POLITICS

Newfoundland and Labrador backtracks on Justice Department cutbacks

04/11/2013 01:18 EDT | Updated 06/11/2013 05:12 EDT
ST. JOHN'S, N.L. - Newfoundland and Labrador backtracked Thursday on Justice Department cuts after two weeks of vocal warnings from legal experts about courtroom security and potential delays.

Justice Minister Darin King said he was taking the advice of a committee, which included the director of public prosecutions and the province's high sheriff, that was formed amid bruising criticism of planned cuts.

Instead of cutting courtroom security sheriffs to 20 from 40 staff, King now says up to 29 positions will be filled. A casual call-in list for extra sheriffs when needed will also be created.

Four Crown attorney positions have been restored and one added, and three legal aid vacancies will be filled and funding has been reinstated for two other lawyers.

King announced after last month's deficit-fighting, cost-cutting provincial budget that 147 justice jobs would be lost through layoffs and another 52 vacancies would not be filled.

He maintained Thursday that he stands behind those initial decisions made after a year-long departmental review. But he said the government moved to ease pressure on Crown prosecutors already juggling heavy workloads as they prepare for major cases, including murder and fraud proceedings. There was also a need to ensure public confidence in the justice system, King said.

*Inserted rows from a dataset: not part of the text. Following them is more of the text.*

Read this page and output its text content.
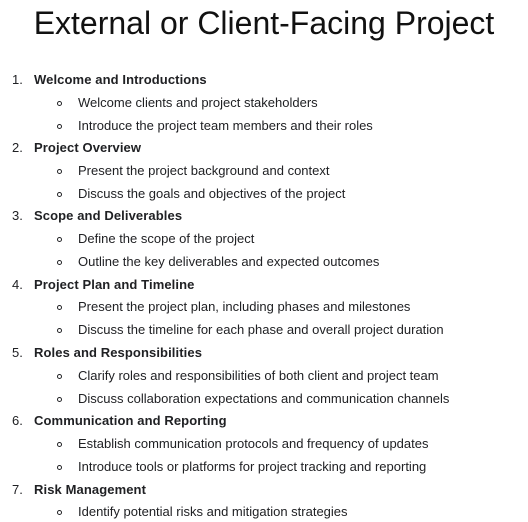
External or Client-Facing Project
1. Welcome and Introductions
Welcome clients and project stakeholders
Introduce the project team members and their roles
2. Project Overview
Present the project background and context
Discuss the goals and objectives of the project
3. Scope and Deliverables
Define the scope of the project
Outline the key deliverables and expected outcomes
4. Project Plan and Timeline
Present the project plan, including phases and milestones
Discuss the timeline for each phase and overall project duration
5. Roles and Responsibilities
Clarify roles and responsibilities of both client and project team
Discuss collaboration expectations and communication channels
6. Communication and Reporting
Establish communication protocols and frequency of updates
Introduce tools or platforms for project tracking and reporting
7. Risk Management
Identify potential risks and mitigation strategies
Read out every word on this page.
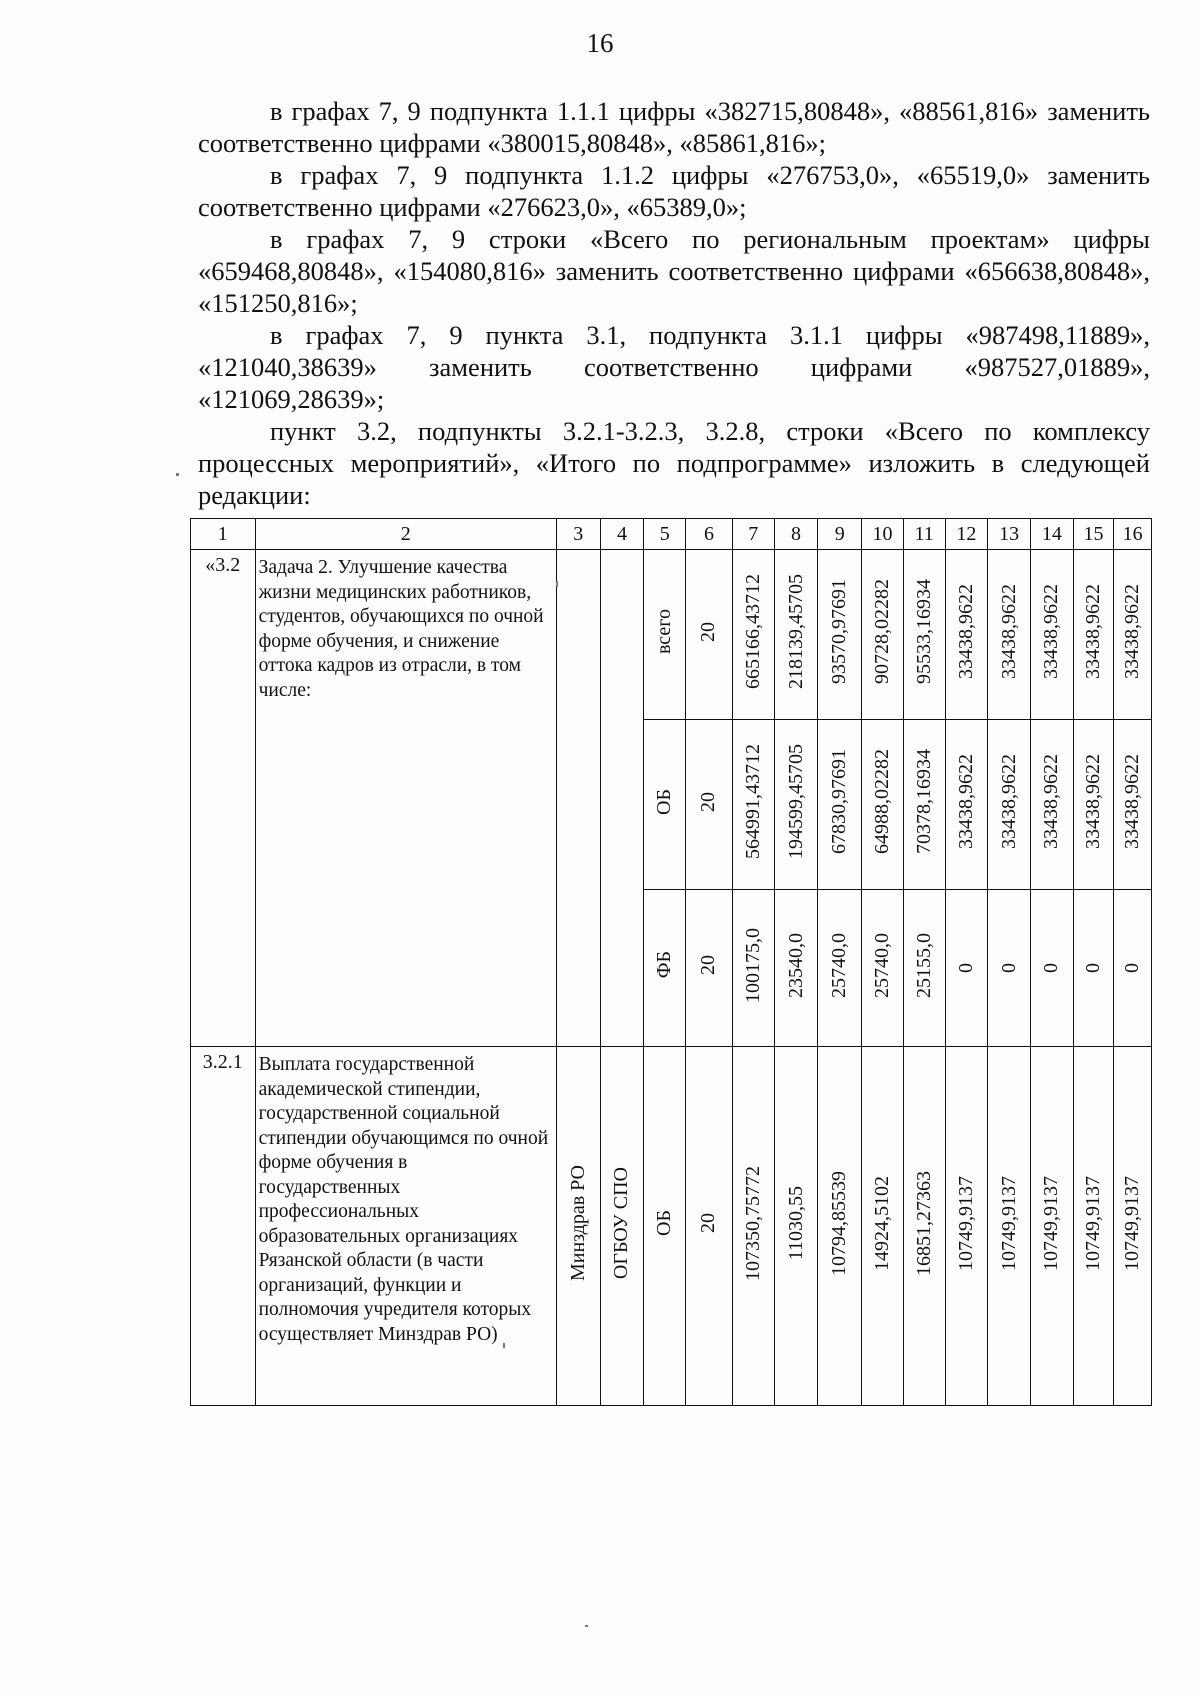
16

в графах 7, 9 подпункта 1.1.1 цифры «382715,80848», «88561,816» заменить соответственно цифрами «380015,80848», «85861,816»;

в графах 7, 9 подпункта 1.1.2 цифры «276753,0», «65519,0» заменить соответственно цифрами «276623,0», «65389,0»;

в графах 7, 9 строки «Всего по региональным проектам» цифры «659468,80848», «154080,816» заменить соответственно цифрами «656638,80848», «151250,816»;

в графах 7, 9 пункта 3.1, подпункта 3.1.1 цифры «987498,11889», «121040,38639» заменить соответственно цифрами «987527,01889», «121069,28639»;

пункт 3.2, подпункты 3.2.1-3.2.3, 3.2.8, строки «Всего по комплексу процессных мероприятий», «Итого по подпрограмме» изложить в следующей редакции:

1	2	3	4	5	6	7	8	9	10	11	12	13	14	15	16
«3.2	Задача 2. Улучшение качества жизни медицинских работников, студентов, обучающихся по очной форме обучения, и снижение оттока кадров из отрасли, в том числе:			всего	20	665166,43712	218139,45705	93570,97691	90728,02282	95533,16934	33438,9622	33438,9622	33438,9622	33438,9622	33438,9622
				ОБ	20	564991,43712	194599,45705	67830,97691	64988,02282	70378,16934	33438,9622	33438,9622	33438,9622	33438,9622	33438,9622
				ФБ	20	100175,0	23540,0	25740,0	25740,0	25155,0	0	0	0	0	0
3.2.1	Выплата государственной академической стипендии, государственной социальной стипендии обучающимся по очной форме обучения в государственных профессиональных образовательных организациях Рязанской области (в части организаций, функции и полномочия учредителя которых осуществляет Минздрав РО)	Минздрав РО	ОГБОУ СПО	ОБ	20	107350,75772	11030,55	10794,85539	14924,5102	16851,27363	10749,9137	10749,9137	10749,9137	10749,9137	10749,9137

He was surprised by the sustained public backlash against the Progressive Conservative government, he added.

"You know, in hindsight, I guess we'll take the collective blame — whether I didn't communicate as effectively as I should have, or whether some in the audience here reported things a little differently than maybe they could have," he told a news conference in St. John's.

King blamed misinformation for stirring some of that outcry but said the government is open to revisiting decisions when they're so strongly questioned.

Justice funding has increased in the province since it went through the Lamer Inquiry. Former Supreme Court Judge Antonio Lamer's report in 2006 outlined how the legal system failed three men convicted of murder who were later exonerated or found not guilty on appeal.

The government will also review its legal aid and sheriff services for efficiencies, King said.

Newfoundland and Labrador is forecasting a deficit of $563.8 million this fiscal year. Its latest budget cut about 1,200 public sector jobs.

NDP legislature member Gerry Rogers questioned how the government wound up having to do such damage control when it had months to review its programs and services.

"This was an ill-conceived plan, or lack of plan, in the budget cuts," she told reporters.

"And then to come to this crisis position and to think now it's all fixed in two days. There's something wrong," she said of the government's response to a review committee that just met Wednesday.

King said the government listened to public concerns, went back to justice experts and acted quickly to make changes that will ultimately improve the legal system.